Shanghai, home to Prince Industries, is responsible for increased wages by at least 12% over the last ten years. Hourly wages have been going up alongside the cost to ship around the world. The competition to attract skilled labour increases manufacturing cost in China due to minimum wages continuing to rise. In order to keep the labor force active, wages should match the cost of living.
Moving Out of China
Since the cost to produce goods has risen rather heavily in China, many companies are pulling out of the country in order to save money. The masses propose a move to a higher ground where the cost of labour is “offset by higher productivity of the American workers.”
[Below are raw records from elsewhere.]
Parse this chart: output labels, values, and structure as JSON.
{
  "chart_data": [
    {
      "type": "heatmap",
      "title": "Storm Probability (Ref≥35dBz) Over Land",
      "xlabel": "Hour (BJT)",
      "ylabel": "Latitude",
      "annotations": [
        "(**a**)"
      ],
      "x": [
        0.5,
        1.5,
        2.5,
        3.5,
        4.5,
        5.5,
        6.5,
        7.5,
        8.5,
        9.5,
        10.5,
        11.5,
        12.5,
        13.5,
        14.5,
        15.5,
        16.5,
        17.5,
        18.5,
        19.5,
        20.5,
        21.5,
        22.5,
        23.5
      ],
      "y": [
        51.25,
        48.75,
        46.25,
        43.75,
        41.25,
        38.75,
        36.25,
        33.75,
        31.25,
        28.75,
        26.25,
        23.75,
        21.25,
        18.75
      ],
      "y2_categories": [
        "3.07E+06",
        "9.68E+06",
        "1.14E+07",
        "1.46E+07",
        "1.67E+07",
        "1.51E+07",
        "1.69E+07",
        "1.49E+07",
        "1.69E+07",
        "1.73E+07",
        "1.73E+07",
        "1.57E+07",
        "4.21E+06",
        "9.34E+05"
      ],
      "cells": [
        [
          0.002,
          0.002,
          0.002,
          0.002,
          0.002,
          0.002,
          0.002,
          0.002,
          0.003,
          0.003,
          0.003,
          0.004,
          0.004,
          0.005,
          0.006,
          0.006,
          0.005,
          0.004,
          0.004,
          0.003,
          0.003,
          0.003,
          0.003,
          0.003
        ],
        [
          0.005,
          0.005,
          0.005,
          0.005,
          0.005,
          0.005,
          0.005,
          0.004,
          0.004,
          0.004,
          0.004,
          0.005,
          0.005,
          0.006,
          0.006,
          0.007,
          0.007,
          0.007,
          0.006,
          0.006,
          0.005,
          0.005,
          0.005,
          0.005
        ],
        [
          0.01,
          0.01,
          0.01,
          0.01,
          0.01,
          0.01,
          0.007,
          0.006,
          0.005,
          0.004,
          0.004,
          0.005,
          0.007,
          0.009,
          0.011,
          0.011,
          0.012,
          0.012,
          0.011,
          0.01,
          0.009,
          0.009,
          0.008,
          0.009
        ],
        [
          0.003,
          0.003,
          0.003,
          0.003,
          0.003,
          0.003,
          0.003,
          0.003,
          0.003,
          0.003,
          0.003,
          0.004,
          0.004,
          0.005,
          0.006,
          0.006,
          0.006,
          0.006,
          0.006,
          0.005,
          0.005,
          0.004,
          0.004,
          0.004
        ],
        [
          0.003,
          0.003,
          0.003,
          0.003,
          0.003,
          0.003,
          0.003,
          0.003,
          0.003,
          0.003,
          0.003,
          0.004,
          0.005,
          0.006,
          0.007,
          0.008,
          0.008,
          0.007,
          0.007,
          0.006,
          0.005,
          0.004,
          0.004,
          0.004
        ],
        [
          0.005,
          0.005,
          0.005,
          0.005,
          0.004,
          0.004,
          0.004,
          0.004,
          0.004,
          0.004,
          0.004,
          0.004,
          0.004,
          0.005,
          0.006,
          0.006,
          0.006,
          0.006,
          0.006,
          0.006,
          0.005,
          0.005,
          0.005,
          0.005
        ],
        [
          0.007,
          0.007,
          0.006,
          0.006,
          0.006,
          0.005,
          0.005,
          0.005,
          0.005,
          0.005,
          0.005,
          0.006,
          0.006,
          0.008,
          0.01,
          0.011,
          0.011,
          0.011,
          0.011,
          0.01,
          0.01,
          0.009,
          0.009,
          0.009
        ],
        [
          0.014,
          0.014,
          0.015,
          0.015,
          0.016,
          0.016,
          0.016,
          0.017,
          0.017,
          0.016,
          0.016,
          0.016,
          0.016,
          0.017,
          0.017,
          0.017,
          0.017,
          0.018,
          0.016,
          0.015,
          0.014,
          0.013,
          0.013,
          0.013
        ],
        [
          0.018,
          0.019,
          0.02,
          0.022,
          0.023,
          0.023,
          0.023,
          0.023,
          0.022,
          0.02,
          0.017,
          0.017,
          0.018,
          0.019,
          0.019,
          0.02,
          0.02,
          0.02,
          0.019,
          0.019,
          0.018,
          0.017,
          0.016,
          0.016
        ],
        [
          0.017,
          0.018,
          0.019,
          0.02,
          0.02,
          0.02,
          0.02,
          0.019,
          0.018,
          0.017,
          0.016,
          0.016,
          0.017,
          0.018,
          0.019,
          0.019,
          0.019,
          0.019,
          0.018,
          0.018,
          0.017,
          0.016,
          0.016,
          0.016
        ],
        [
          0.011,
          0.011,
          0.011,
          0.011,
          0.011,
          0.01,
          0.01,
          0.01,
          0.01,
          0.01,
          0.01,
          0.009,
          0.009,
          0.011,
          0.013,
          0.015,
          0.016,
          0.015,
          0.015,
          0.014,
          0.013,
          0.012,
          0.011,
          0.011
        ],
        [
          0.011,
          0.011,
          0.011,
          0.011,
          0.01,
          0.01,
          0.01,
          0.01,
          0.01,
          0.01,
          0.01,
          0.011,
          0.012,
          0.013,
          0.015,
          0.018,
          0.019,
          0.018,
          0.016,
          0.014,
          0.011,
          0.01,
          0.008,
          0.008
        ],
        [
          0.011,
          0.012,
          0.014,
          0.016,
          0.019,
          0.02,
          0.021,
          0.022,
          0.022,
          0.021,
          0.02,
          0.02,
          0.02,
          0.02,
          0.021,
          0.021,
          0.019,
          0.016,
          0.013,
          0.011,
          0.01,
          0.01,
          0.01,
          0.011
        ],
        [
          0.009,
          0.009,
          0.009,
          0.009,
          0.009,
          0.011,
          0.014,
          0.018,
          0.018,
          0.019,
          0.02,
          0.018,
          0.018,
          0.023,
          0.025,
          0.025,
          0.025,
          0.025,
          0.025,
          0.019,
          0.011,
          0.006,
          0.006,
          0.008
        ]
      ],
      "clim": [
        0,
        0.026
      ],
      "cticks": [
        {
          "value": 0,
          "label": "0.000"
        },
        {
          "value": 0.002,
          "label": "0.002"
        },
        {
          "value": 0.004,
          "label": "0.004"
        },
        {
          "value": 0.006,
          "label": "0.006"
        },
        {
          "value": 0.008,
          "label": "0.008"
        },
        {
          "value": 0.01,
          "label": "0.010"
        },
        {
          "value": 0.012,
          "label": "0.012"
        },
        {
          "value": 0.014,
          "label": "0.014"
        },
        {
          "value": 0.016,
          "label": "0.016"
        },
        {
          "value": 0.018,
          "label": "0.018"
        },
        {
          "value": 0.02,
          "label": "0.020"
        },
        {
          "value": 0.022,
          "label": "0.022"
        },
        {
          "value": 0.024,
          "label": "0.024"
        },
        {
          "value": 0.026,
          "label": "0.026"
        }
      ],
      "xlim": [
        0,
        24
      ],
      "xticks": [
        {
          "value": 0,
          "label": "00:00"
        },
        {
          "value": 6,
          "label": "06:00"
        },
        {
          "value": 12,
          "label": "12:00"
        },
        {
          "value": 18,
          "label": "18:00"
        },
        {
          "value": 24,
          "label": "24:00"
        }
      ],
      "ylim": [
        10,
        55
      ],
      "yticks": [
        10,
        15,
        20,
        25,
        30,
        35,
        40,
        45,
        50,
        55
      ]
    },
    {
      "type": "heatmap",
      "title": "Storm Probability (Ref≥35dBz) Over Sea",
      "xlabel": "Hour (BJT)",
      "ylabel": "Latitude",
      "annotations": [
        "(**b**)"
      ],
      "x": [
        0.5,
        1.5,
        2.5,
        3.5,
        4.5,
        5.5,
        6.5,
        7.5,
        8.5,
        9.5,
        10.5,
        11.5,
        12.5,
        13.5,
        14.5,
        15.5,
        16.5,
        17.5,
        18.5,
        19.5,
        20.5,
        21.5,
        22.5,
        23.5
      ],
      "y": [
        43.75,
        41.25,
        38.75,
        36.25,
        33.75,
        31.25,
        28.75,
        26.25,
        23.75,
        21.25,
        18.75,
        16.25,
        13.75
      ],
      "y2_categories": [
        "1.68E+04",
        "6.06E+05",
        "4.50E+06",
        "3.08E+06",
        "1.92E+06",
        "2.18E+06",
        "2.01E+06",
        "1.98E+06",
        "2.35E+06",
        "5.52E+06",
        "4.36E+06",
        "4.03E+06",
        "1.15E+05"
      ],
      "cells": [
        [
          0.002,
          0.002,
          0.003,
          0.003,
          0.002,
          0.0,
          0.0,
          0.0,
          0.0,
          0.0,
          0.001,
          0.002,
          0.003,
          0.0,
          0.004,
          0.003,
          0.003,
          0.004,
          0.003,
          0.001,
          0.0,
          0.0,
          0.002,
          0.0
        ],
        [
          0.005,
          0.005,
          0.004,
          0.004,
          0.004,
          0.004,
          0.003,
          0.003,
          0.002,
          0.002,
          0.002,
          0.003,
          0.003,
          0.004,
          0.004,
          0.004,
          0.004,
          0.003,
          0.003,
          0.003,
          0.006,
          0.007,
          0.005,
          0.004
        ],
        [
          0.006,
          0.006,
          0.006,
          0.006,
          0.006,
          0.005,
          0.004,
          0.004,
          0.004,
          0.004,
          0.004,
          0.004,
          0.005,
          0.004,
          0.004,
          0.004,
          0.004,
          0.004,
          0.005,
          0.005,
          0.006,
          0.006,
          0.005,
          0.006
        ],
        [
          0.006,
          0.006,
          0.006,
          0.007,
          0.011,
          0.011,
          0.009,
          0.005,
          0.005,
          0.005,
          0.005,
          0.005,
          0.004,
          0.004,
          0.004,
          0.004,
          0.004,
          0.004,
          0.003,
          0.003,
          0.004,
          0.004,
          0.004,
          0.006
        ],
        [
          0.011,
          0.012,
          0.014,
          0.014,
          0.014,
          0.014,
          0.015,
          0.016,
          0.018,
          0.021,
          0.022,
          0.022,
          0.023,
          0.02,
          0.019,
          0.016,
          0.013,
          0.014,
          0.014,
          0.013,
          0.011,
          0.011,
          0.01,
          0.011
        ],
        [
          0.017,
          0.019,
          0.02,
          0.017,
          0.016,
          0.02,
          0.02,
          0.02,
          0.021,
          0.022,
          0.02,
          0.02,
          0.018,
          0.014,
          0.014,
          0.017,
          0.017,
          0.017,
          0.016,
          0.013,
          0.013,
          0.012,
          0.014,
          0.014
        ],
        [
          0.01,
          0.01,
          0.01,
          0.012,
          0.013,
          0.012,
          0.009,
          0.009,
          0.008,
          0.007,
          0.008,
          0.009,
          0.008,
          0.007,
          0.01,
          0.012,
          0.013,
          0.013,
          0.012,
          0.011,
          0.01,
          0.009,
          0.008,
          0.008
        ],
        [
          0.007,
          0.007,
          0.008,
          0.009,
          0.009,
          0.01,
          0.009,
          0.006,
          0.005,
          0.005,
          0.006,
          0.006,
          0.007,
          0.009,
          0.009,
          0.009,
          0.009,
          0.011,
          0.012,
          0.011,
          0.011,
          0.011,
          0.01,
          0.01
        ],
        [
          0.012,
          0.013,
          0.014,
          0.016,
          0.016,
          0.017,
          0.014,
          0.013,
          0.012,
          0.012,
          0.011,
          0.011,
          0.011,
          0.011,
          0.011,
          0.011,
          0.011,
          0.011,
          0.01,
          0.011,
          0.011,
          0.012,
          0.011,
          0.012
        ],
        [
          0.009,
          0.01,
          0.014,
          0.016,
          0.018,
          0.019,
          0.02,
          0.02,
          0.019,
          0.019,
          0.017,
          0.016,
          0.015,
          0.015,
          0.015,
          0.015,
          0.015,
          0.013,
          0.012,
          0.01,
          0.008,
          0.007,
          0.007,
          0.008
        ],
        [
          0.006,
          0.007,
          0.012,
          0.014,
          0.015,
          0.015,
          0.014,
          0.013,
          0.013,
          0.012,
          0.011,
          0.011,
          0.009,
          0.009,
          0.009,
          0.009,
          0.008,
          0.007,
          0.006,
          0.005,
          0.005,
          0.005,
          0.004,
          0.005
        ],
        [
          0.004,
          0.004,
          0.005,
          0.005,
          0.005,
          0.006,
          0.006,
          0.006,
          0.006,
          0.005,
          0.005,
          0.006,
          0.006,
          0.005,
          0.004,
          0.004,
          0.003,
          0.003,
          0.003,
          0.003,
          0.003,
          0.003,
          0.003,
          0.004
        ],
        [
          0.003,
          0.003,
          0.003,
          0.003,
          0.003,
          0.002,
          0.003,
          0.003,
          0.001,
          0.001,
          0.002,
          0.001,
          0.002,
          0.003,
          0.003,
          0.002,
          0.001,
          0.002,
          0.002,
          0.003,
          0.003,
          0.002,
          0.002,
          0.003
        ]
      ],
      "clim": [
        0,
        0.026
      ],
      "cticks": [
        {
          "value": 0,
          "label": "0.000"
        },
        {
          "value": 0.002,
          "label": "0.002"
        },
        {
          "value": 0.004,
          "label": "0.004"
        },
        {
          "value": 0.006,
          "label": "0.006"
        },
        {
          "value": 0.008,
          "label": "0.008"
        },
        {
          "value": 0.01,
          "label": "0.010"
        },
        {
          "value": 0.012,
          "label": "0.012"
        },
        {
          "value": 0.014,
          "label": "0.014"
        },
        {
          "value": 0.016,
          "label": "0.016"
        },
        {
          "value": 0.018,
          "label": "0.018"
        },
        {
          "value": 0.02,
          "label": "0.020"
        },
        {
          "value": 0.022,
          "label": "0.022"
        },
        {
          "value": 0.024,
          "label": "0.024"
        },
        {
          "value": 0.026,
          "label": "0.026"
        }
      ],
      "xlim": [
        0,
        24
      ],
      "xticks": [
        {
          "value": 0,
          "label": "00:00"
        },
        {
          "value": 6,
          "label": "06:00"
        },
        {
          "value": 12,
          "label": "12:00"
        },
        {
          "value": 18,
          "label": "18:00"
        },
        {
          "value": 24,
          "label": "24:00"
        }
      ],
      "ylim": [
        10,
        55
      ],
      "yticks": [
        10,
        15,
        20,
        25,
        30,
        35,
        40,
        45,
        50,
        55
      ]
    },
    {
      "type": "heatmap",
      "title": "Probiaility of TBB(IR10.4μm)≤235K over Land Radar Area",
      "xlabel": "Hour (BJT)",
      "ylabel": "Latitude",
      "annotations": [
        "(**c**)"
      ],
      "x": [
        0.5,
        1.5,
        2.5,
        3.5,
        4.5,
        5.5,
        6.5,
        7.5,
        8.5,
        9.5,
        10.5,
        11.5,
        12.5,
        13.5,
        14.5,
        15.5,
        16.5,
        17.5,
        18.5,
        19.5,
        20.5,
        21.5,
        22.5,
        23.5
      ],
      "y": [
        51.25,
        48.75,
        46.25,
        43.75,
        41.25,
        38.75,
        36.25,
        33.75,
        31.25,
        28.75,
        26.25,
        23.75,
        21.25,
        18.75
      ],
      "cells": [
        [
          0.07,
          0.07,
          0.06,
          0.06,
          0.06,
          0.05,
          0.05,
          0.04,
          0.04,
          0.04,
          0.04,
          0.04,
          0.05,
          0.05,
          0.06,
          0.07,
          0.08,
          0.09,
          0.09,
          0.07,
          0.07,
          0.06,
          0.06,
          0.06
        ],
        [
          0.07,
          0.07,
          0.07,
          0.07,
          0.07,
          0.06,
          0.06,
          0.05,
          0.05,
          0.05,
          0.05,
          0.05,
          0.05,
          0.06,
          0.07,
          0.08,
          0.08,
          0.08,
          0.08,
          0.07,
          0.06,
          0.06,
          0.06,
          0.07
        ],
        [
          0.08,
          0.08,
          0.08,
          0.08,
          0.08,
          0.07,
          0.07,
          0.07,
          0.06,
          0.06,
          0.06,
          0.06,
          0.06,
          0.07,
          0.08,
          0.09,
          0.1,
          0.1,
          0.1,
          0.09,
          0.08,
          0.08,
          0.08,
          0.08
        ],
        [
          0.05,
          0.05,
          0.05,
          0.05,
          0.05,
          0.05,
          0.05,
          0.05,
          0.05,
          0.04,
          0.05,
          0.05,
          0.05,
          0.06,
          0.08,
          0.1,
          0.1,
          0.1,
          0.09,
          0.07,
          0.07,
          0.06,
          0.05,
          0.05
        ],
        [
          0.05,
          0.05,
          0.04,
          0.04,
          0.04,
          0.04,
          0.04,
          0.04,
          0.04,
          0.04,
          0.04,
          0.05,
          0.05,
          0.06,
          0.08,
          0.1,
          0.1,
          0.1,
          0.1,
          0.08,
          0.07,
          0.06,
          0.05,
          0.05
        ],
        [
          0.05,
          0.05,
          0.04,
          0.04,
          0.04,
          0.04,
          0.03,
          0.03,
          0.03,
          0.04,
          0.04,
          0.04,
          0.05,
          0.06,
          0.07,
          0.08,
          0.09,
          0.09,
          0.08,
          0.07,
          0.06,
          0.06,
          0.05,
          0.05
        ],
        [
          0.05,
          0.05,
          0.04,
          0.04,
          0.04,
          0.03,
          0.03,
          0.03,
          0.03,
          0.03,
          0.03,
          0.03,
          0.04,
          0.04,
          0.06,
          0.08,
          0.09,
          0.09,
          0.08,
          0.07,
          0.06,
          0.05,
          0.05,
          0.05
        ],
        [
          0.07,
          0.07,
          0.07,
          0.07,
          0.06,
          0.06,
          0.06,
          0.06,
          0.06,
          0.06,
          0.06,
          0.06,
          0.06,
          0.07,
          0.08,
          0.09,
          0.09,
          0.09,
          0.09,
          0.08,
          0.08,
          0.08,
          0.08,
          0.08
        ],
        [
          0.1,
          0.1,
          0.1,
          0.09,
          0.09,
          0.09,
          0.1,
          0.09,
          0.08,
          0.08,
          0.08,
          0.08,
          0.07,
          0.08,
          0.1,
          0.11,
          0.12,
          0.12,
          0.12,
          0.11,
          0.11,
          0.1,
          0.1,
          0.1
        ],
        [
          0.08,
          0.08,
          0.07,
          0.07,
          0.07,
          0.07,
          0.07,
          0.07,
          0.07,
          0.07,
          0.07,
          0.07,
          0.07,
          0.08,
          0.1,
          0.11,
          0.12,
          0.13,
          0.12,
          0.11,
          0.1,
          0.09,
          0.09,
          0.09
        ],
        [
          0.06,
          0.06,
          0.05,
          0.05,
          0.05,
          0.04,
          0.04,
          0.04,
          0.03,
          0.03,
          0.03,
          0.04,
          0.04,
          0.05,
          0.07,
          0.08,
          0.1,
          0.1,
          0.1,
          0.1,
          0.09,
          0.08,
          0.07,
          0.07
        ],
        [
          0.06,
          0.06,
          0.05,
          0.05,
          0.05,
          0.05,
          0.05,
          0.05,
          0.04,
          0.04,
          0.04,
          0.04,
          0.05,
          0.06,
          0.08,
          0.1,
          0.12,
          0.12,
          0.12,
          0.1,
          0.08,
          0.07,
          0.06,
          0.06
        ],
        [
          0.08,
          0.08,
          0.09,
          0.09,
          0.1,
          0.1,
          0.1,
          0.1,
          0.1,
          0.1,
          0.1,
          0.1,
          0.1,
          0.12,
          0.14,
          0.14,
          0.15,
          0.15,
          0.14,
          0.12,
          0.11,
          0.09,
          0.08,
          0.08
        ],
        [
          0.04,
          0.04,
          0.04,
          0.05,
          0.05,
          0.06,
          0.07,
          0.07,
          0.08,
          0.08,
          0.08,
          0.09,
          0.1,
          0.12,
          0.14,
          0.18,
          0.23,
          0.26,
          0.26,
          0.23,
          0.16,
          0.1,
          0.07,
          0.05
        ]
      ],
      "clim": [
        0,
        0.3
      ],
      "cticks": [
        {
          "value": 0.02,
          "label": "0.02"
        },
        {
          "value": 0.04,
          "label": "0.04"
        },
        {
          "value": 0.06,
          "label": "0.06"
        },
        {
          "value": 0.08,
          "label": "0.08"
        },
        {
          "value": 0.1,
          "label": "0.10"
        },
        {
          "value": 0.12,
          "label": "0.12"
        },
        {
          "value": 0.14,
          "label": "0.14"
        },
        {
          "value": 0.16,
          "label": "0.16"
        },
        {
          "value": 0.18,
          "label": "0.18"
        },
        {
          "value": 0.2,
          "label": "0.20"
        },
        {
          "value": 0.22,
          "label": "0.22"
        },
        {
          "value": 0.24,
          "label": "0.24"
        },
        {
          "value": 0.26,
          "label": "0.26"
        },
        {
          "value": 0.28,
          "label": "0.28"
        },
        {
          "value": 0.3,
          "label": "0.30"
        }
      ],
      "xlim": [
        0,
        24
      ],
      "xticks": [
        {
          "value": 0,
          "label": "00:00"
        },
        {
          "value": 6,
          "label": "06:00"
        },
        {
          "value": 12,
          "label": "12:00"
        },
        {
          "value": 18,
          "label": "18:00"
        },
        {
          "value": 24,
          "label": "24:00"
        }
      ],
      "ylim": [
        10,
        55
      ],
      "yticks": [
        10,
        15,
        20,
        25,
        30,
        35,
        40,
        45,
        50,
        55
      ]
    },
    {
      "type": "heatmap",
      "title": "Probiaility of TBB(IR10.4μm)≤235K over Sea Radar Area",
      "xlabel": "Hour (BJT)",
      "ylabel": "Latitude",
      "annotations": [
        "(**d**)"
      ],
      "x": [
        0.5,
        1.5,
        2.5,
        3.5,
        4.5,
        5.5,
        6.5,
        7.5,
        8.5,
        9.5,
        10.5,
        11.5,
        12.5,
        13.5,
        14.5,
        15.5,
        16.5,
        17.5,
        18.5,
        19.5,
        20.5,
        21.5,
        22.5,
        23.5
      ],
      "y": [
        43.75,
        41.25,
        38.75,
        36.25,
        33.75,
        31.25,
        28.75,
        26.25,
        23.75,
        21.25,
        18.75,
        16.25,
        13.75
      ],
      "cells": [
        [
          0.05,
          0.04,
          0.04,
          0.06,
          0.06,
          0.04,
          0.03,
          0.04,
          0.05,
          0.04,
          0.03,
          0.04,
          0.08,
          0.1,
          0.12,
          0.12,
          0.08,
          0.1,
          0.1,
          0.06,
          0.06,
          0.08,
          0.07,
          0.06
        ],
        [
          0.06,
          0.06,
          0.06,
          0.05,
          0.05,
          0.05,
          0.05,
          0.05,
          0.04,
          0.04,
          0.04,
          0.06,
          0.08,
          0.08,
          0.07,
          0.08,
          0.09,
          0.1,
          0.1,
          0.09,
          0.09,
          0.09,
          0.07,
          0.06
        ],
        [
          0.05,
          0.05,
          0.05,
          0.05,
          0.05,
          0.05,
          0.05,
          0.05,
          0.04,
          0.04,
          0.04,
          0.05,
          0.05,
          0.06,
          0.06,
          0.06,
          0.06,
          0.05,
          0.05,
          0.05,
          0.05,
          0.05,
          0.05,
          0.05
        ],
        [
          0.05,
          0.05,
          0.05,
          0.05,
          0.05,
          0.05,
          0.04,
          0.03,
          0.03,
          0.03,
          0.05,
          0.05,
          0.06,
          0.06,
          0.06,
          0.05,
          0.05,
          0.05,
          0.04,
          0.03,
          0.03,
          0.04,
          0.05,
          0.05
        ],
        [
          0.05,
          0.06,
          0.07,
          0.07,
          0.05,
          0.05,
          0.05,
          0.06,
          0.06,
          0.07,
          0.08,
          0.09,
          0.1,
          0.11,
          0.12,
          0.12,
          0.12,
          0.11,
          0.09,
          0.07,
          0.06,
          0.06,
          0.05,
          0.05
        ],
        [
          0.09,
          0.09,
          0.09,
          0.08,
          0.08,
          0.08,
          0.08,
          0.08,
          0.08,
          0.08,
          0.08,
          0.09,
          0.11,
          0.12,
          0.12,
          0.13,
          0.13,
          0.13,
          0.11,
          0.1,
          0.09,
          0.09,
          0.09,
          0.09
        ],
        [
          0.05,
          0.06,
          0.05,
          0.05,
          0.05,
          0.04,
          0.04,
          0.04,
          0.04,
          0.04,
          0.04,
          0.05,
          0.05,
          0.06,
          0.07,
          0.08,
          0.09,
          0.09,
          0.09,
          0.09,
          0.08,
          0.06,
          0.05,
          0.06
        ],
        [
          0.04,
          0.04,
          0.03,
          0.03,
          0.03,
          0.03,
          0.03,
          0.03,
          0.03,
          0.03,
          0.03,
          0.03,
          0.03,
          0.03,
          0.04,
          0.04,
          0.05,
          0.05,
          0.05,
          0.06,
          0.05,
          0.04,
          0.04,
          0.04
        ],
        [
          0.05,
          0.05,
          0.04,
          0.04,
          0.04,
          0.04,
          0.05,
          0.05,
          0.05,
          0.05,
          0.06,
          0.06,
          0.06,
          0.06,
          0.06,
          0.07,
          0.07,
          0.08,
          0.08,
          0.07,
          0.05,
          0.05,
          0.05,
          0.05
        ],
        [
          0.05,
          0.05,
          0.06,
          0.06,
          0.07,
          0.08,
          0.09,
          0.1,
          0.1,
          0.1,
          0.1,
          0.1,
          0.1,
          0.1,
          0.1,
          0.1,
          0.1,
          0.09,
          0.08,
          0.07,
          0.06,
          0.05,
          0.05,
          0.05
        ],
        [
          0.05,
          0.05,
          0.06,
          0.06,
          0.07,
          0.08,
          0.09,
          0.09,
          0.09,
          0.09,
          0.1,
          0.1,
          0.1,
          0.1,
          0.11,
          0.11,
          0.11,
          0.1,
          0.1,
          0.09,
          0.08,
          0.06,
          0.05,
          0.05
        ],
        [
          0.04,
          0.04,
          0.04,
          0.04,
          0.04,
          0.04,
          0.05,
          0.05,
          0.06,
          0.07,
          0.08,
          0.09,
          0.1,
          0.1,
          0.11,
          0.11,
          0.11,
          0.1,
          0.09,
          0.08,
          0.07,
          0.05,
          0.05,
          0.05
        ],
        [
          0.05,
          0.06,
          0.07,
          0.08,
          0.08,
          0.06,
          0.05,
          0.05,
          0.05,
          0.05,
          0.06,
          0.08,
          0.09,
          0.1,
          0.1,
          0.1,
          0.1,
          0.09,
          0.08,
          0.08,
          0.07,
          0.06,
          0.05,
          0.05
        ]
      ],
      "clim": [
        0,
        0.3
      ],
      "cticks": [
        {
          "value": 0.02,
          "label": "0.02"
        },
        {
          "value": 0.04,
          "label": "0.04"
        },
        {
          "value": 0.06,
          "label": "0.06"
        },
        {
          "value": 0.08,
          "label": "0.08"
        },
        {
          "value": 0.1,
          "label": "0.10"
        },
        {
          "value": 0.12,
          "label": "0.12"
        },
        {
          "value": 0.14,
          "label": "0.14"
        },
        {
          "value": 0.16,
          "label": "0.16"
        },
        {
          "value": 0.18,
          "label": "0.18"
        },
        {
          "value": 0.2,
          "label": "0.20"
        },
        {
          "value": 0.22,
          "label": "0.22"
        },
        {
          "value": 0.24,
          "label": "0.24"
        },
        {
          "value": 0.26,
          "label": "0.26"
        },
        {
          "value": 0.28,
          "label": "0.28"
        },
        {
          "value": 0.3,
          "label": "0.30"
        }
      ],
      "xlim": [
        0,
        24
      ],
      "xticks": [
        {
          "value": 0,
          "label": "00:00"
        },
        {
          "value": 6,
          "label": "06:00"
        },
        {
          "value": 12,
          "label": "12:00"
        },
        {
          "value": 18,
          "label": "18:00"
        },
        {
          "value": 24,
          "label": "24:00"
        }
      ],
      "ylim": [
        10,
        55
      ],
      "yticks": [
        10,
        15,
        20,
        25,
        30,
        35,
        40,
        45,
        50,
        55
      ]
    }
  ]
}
On the other hand, some don’t believe that everyone will pull out of China. Hal Sirkin of the Boston Consulting Group reports that the Chinese domestic demand is growing by 10%. More so, if they make a decision to pull out, their export plants will then make the necessary conversions to fit the need of the market’s growth.
The manufacturers who suffer due to the high cost in specific areas will likely move to communities where labour cost are not so high. Others have found that being in inner China works for them, then there are those who have not had much success in the area.
Prince Industries Move into China
Although the cost of productivity has risen in China, it appears that Prince Industries has doubled its annual revenue. Prince Industries moved its operations in Chicago to China and has seen an increase of twice the amount it did the year before. This tremendous increase is chiefly due to the plant in Shanghai, which is now supplying its customers with goods and services.
The idea paid off for Prince Industries, even in the changing market. However, the move would not be beneficial for everyone, nor did they move all of their assets to China, however. The move had a lot of people worried that they would take everything over to China. The consequences of a move such as this would eventually damage the economy.
While it’s true that China has taken the lead for many years, significant players will be watching to see what happens next. The rate of exchange has helped to level exports and manufacturing costs.
Overwhelming Pollution Problems
Recent concerns in China are that American companies who choose to operate in China are having difficulties securing senior executives. The reason – intense pollution. The air pollution in China is overwhelming. This is another reason people are looking to pull manufacturing out of China.
Over half of the firms and corporations operating in China can’t fill the positions they need. Professional businessmen and executives are not flocking to meet the demand in China or so says a survey taken by Bain and Company and the American Chamber of Commerce located in China.
American Companies in China
In addition to the pollution, the warm welcome is not the same for American businesses anymore. A sizable portion, almost half, of businesses report that they simply don’t feel welcome in China. This is a big change from a decade ago. On the other hand, 43% said that didn’t notice a difference, leaving 10% to feel at ease.
Of the respondents involved in the study, 55% said “They believe foreign firms were being singled out in recent enforcement campaigns, making many of them less likely to invest in China.”
Nevertheless, businesses are optimistic about their potential and short-term goals. In fact, seven out of ten were hopeful about the future, especially when it comes to growth of the service industry. Still, money is not flowing it as it had in the past. This trend only represents the mood of foreign reserves and the current surplus.